Nick Earll, another founding member of the Stage Company, said Archibald McLeod, retired chair of the SIUC Theater Department, was a strong supporter of the small theater group during its years at the bank building location.
“He was an especially talented scenic designer and he designed and built many, many of our shows while we were over in that old bank building,” Earll said.
In 2005, the bank building was deemed unsafe and was demolished. The Stage Company searched for a new home while it continued to give performances in local churches and schools.
The Stage Company moved into their current venue, the Varsity Center for the Arts, in 2008. It took several thousand hours of volunteer labor to upgrade the building, Hinde said, before the stage company could launch its 2008 season.
The Stage Company produces four plays during its main season, which runs from October through April, Hinde said. The company also presents a children’s play in the summer and holds an appreciation gala in August to thank its donors and volunteers.

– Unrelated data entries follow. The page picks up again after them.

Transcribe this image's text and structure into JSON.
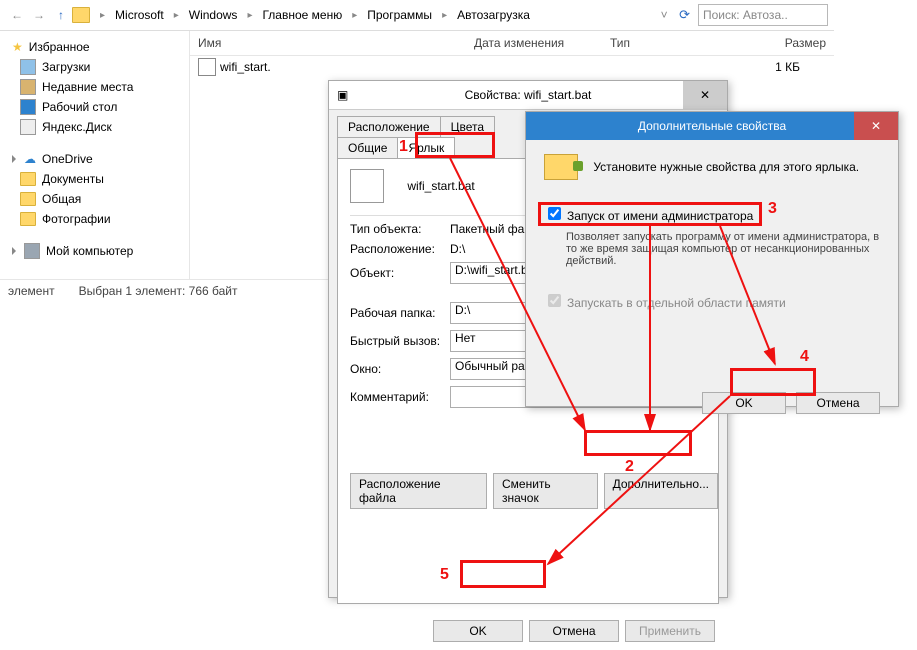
{
  "explorer": {
    "nav": {
      "back": "←",
      "fwd": "→",
      "up": "↑"
    },
    "breadcrumb": [
      "Microsoft",
      "Windows",
      "Главное меню",
      "Программы",
      "Автозагрузка"
    ],
    "search_placeholder": "Поиск: Автоза..",
    "sidebar": {
      "favorites": {
        "title": "Избранное",
        "items": [
          "Загрузки",
          "Недавние места",
          "Рабочий стол",
          "Яндекс.Диск"
        ]
      },
      "onedrive": {
        "title": "OneDrive",
        "items": [
          "Документы",
          "Общая",
          "Фотографии"
        ]
      },
      "computer": {
        "title": "Мой компьютер"
      }
    },
    "columns": {
      "name": "Имя",
      "date": "Дата изменения",
      "type": "Тип",
      "size": "Размер"
    },
    "row": {
      "name": "wifi_start.",
      "size": "1 КБ"
    },
    "status": {
      "left": "элемент",
      "right": "Выбран 1 элемент: 766 байт"
    }
  },
  "props": {
    "title": "Свойства: wifi_start.bat",
    "tabs_top": [
      "Расположение",
      "Цвета"
    ],
    "tabs_bottom": [
      "Общие",
      "Ярлык"
    ],
    "file_name": "wifi_start.bat",
    "rows": {
      "type_l": "Тип объекта:",
      "type_v": "Пакетный файл",
      "loc_l": "Расположение:",
      "loc_v": "D:\\",
      "obj_l": "Объект:",
      "obj_v": "D:\\wifi_start.bat",
      "wd_l": "Рабочая папка:",
      "wd_v": "D:\\",
      "hot_l": "Быстрый вызов:",
      "hot_v": "Нет",
      "win_l": "Окно:",
      "win_v": "Обычный разм",
      "com_l": "Комментарий:",
      "com_v": ""
    },
    "btns": {
      "loc": "Расположение файла",
      "icon": "Сменить значок",
      "adv": "Дополнительно..."
    },
    "footer": {
      "ok": "OK",
      "cancel": "Отмена",
      "apply": "Применить"
    }
  },
  "adv": {
    "title": "Дополнительные свойства",
    "intro": "Установите нужные свойства для этого ярлыка.",
    "run_admin": "Запуск от имени администратора",
    "run_admin_desc": "Позволяет запускать программу от имени администратора, в то же время защищая компьютер от несанкционированных действий.",
    "sep_mem": "Запускать в отдельной области памяти",
    "ok": "OK",
    "cancel": "Отмена"
  },
  "marks": {
    "m1": "1",
    "m2": "2",
    "m3": "3",
    "m4": "4",
    "m5": "5"
  }
}
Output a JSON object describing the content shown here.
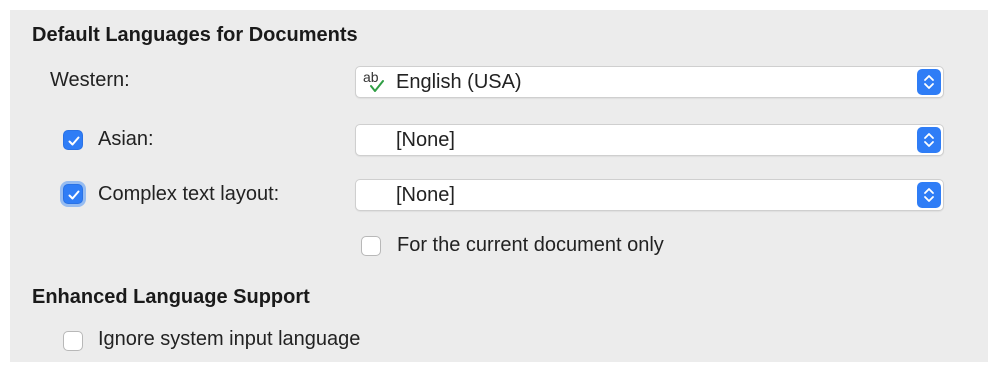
{
  "default_languages": {
    "title": "Default Languages for Documents",
    "western": {
      "label": "Western:",
      "value": "English (USA)",
      "icon": "spellcheck-icon"
    },
    "asian": {
      "label": "Asian:",
      "checked": true,
      "value": "[None]"
    },
    "ctl": {
      "label": "Complex text layout:",
      "checked": true,
      "value": "[None]"
    },
    "current_document_only": {
      "label": "For the current document only",
      "checked": false
    }
  },
  "enhanced_language": {
    "title": "Enhanced Language Support",
    "ignore_system_input": {
      "label": "Ignore system input language",
      "checked": false
    }
  },
  "colors": {
    "accent": "#2f7df6",
    "panel_background": "#ececec"
  }
}
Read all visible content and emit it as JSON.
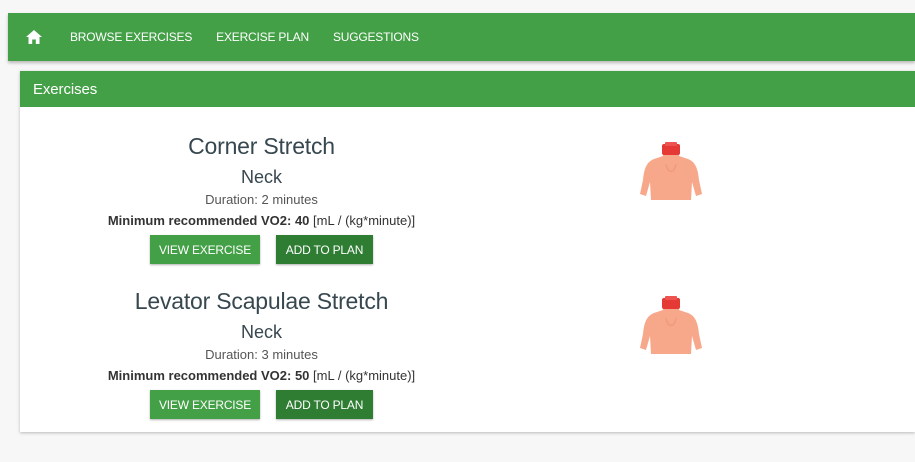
{
  "nav": {
    "home_icon": "home-icon",
    "items": [
      "BROWSE EXERCISES",
      "EXERCISE PLAN",
      "SUGGESTIONS"
    ]
  },
  "card": {
    "title": "Exercises"
  },
  "exercises": [
    {
      "name": "Corner Stretch",
      "area": "Neck",
      "duration": "Duration: 2 minutes",
      "vo2_label": "Minimum recommended VO2:",
      "vo2_value": "40",
      "vo2_unit": "[mL / (kg*minute)]",
      "view_label": "VIEW EXERCISE",
      "add_label": "ADD TO PLAN",
      "image_icon": "torso-neck-highlight-icon"
    },
    {
      "name": "Levator Scapulae Stretch",
      "area": "Neck",
      "duration": "Duration: 3 minutes",
      "vo2_label": "Minimum recommended VO2:",
      "vo2_value": "50",
      "vo2_unit": "[mL / (kg*minute)]",
      "view_label": "VIEW EXERCISE",
      "add_label": "ADD TO PLAN",
      "image_icon": "torso-neck-highlight-icon"
    }
  ],
  "colors": {
    "brand_green": "#43a047",
    "dark_green": "#2e7d32",
    "highlight_red": "#e53935",
    "skin": "#f8a88a"
  }
}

Loren Cocking, vice president in charge of productions, said the Stage Company is an all-volunteer organization, except for a few part-time employees who run the box office and several laborers who are contracted for renovation projects.
Hinde said it takes an average of 1,400 volunteer hours to put on a show. In addition to the time people spend acting on stage, many hours are spent building sets, collecting props and wardrobe items, and marketing the shows.
Mary Boyle, another member of the theater company, said volunteers didn’t need any acting ability to participate in the productions. In addition to stage roles, people build sets, sew costumes and design posters, she said.
“If you can act, swell – we’ll cast you. If you can use a hammer, or if you can paint, or whatever, we’ll thank you for showing up,” Boyle said.
Hinde said he is encouraged by the number of new and younger people who have participated in this season’s productions including “Inherit the Wind.”
“We’re cutting a ribbon on opening night and launching ourselves into our fourth decade,” Hinde said.